Question to the Department for Environment, Food and Rural Affairs:

To ask the Secretary of State for Environment, Food and Rural Affairs, what assessment the Government has made of the potential to use Article 36 of the Treaty on the Functioning of the EU, which allows for trade restrictions on grounds of public morality among other reasons, to ban the import of animal fur while the UK is still a member of the Single Market.


Answered by
George Eustice Portrait
George Eustice
This question was answered on 12th June 2018

The Treaty on the Functioning of the EU (TFEU) places restrictions on the introduction of measures that impair the free movement of goods within the EU market. Where there are EU harmonising measures relevant to the movement of fur, including the Animal By-Products Regulation in respect of untreated fur and the Seal Products Regulation, any derogation from those in the form of a national restriction would need to meet the requirements of Article 114 of TFEU, or any specific safeguard measure included in the harmonising legislation. This would involve notifying the measures to the European Commission who would need to be satisfied that the issue is “specific to that Member State”, that it would not amount to a means of arbitrary discrimination or a disguised restriction on trade, or an obstacle to the functioning of the internal market.

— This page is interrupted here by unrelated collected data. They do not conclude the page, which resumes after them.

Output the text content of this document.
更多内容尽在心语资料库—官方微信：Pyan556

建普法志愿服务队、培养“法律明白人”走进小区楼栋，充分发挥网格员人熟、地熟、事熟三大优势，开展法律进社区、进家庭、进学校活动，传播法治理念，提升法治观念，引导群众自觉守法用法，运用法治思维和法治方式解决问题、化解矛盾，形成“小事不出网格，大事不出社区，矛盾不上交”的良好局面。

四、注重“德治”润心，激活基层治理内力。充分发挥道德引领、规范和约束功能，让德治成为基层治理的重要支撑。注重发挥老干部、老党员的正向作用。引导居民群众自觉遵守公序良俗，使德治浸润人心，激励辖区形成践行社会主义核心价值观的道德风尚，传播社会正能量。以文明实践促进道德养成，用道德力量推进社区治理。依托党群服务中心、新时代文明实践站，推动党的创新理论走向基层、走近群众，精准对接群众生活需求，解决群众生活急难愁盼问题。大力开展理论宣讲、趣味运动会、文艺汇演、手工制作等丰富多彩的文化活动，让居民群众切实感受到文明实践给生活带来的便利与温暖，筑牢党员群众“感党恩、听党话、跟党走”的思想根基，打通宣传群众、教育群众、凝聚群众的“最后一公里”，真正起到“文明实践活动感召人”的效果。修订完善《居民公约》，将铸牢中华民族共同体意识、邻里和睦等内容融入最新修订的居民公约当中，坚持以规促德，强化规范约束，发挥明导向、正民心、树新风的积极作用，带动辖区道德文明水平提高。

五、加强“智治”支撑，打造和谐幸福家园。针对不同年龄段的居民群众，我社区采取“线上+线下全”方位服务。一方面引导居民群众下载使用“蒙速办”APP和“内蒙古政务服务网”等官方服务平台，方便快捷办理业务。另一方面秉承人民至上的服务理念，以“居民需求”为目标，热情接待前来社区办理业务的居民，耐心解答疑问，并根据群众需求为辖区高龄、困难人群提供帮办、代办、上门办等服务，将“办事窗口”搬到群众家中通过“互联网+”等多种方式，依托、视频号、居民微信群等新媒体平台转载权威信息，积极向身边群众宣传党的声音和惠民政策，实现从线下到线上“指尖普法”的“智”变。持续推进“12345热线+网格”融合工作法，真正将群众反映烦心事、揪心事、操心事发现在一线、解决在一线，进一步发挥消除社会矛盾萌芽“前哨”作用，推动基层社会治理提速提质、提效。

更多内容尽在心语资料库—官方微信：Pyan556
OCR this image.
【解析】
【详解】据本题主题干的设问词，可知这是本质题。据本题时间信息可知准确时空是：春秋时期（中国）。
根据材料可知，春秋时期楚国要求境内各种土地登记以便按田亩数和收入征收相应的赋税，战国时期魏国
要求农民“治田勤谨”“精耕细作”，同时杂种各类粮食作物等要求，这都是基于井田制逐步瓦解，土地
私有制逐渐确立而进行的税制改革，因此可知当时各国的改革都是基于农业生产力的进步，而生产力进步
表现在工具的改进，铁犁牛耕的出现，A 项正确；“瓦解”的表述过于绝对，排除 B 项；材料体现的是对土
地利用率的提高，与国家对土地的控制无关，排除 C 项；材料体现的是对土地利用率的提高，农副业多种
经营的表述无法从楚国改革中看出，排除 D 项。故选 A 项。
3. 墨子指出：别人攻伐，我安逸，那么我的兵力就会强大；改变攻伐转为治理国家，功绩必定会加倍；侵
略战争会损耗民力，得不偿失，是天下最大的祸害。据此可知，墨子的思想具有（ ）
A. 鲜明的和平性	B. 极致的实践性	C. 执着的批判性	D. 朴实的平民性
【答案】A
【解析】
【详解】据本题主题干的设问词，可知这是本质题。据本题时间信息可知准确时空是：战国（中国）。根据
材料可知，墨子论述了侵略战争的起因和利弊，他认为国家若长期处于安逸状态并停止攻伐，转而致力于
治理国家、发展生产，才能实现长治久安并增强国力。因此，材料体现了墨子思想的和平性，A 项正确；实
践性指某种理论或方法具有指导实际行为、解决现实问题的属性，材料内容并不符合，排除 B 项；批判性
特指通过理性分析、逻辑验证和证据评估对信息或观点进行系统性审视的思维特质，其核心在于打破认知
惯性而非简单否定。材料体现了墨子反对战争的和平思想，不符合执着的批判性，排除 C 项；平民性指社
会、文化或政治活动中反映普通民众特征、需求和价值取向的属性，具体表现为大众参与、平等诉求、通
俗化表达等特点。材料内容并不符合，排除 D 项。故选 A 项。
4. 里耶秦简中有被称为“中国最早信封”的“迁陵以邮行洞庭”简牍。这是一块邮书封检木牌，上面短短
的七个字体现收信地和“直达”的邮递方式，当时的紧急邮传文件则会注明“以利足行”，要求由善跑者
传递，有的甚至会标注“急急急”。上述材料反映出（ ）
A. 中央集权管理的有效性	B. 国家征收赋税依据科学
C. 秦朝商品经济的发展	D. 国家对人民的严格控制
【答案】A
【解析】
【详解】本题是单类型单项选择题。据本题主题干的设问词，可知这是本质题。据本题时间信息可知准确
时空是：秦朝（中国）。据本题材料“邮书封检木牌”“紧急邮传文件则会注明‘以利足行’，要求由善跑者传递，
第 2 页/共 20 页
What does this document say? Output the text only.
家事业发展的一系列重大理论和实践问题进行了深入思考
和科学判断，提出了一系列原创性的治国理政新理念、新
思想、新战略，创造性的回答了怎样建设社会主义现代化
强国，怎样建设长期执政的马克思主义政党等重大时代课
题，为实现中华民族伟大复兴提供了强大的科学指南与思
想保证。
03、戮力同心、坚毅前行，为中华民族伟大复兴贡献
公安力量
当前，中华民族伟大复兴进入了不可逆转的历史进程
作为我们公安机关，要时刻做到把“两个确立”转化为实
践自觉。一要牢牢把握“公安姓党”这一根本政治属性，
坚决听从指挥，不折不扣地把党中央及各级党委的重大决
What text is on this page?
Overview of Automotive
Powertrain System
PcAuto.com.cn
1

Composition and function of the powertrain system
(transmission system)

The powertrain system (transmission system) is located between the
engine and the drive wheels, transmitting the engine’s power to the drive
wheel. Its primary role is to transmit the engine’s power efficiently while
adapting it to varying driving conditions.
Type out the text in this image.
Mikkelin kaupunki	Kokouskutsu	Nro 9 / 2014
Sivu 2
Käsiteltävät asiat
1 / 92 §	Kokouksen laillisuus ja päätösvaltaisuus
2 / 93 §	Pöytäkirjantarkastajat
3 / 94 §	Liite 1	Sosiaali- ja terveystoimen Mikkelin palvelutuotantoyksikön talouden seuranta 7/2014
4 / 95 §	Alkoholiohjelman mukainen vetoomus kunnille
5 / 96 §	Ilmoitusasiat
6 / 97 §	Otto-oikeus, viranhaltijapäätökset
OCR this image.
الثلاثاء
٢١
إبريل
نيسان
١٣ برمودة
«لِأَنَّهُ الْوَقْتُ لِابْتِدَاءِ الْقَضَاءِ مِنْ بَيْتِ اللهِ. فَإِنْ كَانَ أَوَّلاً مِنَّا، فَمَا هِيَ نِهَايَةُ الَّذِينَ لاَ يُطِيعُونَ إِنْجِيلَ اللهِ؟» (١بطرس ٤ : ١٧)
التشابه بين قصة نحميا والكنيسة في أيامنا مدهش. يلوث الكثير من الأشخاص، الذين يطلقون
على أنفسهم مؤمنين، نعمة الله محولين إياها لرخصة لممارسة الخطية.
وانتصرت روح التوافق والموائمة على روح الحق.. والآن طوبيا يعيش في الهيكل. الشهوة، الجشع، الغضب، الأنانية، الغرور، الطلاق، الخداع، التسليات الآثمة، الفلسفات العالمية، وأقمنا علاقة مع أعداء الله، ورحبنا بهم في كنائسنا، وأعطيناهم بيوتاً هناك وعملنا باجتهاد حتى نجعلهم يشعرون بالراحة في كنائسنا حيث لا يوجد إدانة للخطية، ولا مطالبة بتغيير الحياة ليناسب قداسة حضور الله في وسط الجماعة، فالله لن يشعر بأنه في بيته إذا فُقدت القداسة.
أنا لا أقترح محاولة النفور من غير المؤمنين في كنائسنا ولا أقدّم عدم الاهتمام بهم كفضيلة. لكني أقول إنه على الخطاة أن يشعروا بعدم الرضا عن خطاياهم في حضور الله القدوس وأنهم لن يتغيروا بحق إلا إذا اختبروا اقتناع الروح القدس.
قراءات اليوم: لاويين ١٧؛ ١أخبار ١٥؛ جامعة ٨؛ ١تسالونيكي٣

To introduce a ban in the absence of such consent where it is needed would breach Article 114 of TFEU. Article 36 provides potential justifications for overriding the prohibition on restrictions on imports and measures of equivalent effect between Member States. These justifications cannot be used legally, however, where the measure constitutes a means of arbitrary discrimination or a disguised restriction on trade between Member States or where the EU has legislated on the matter in question.